Le Gorille vous salue bien
France : 1958
Titre original : –
Réalisation : Bernard Borderie
Scénario : Bernard Borderie, Jacques Robert
Acteurs : Lino Ventura, Charles Vanel, Yves Barsacq
Éditeur : Pathé
Durée : 1h46
Genre : Espionnage
Date de sortie cinéma : 3 septembre 1958
Date de sortie DVD/BR : 25 juin 2025
En 1957, Géo Paquet, dit « Le Gorille », est l’agent secret n°1 des renseignements français.
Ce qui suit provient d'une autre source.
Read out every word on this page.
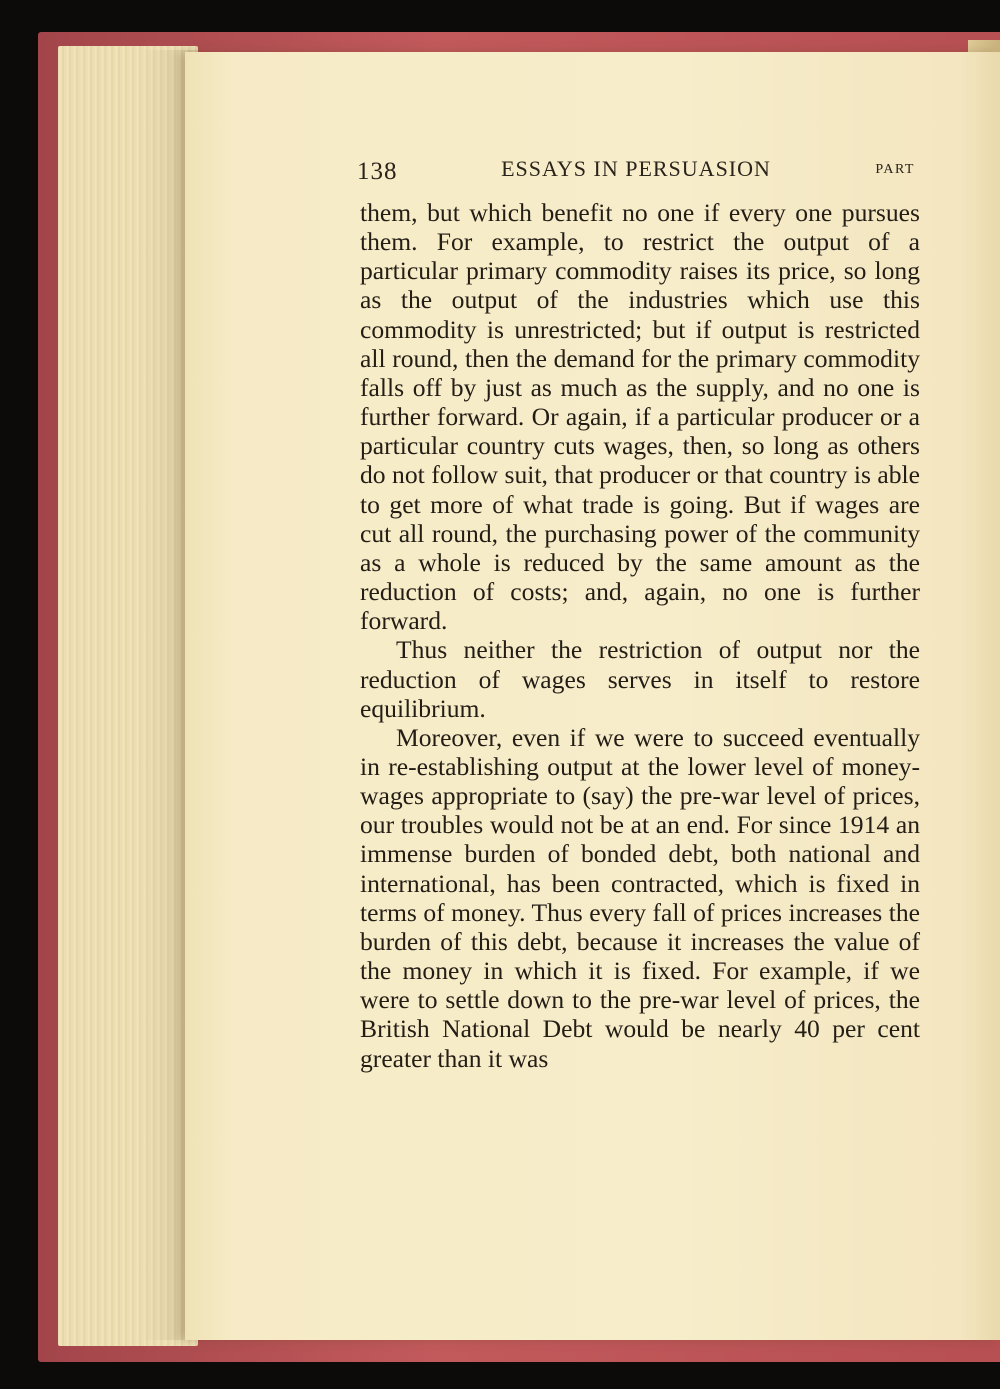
138	ESSAYS IN PERSUASION	PART

them, but which benefit no one if every one pursues them. For example, to restrict the output of a particular primary commodity raises its price, so long as the output of the industries which use this commodity is unrestricted; but if output is restricted all round, then the demand for the primary commodity falls off by just as much as the supply, and no one is further forward. Or again, if a particular producer or a particular country cuts wages, then, so long as others do not follow suit, that producer or that country is able to get more of what trade is going. But if wages are cut all round, the purchasing power of the community as a whole is reduced by the same amount as the reduction of costs; and, again, no one is further forward.

Thus neither the restriction of output nor the reduction of wages serves in itself to restore equilibrium.

Moreover, even if we were to succeed eventually in re-establishing output at the lower level of money-wages appropriate to (say) the pre-war level of prices, our troubles would not be at an end. For since 1914 an immense burden of bonded debt, both national and international, has been contracted, which is fixed in terms of money. Thus every fall of prices increases the burden of this debt, because it increases the value of the money in which it is fixed. For example, if we were to settle down to the pre-war level of prices, the British National Debt would be nearly 40 per cent greater than it was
Il est chargé par son patron, « Le Vieux », de démanteler un réseau d’espionnage et d’enquêter sur la disparition de plans secrets de l’aéronautique militaire…
La Valse du gorille
France : 1959
Titre original : –
Réalisation : Bernard Borderie
Scénario : Bernard Borderie, Jacques Robert
Acteurs : Roger Hanin, Charles Vanel, Jess Hahn
Éditeur : Pathé
Durée : 1h47
Genre : Espionnage
Date de sortie cinéma : 7 octobre 1959
Date de sortie DVD/BR : 25 juin 2025
Les services secrets russes, anglais, américains et allemands se disputent les plans d’un missile. Quand le « Gorille » apprend que son ancien chef, « le Vieux », est menacé dans cette affaire, il abandonne sa garnison de Bayonne pour entrer dans cette valse des espions…
Les films
[4/5]
Si elle fut extrêmement populaire chez nos voisins italiens, allemands et même espagnols, la glorieuse tradition du cinéma « bis » n’a jamais été extrêmement développée à l’intérieur des frontières françaises. Néanmoins, à la faveur de quelques productions internationales (franco-italiennes surtout), et dans l’insouciance pop des années 60, le cinéma français s’est tout de même volontiers laissé aller à quelques titres flirtant volontiers avec le cinéma de genre tendance populaire. Outre les films de cape et d’épée et les romances historiques qui faisaient la joie des cinémas de quartier, on a donc également vu naître en France pendant cette décennie une poignée de films d’espionnage très orientés « action et petites pépées », que l’on pourra greffer à une vague d’œuvrettes tout à fait charmantes que le temps a affectueusement renommé « Euro Spy ».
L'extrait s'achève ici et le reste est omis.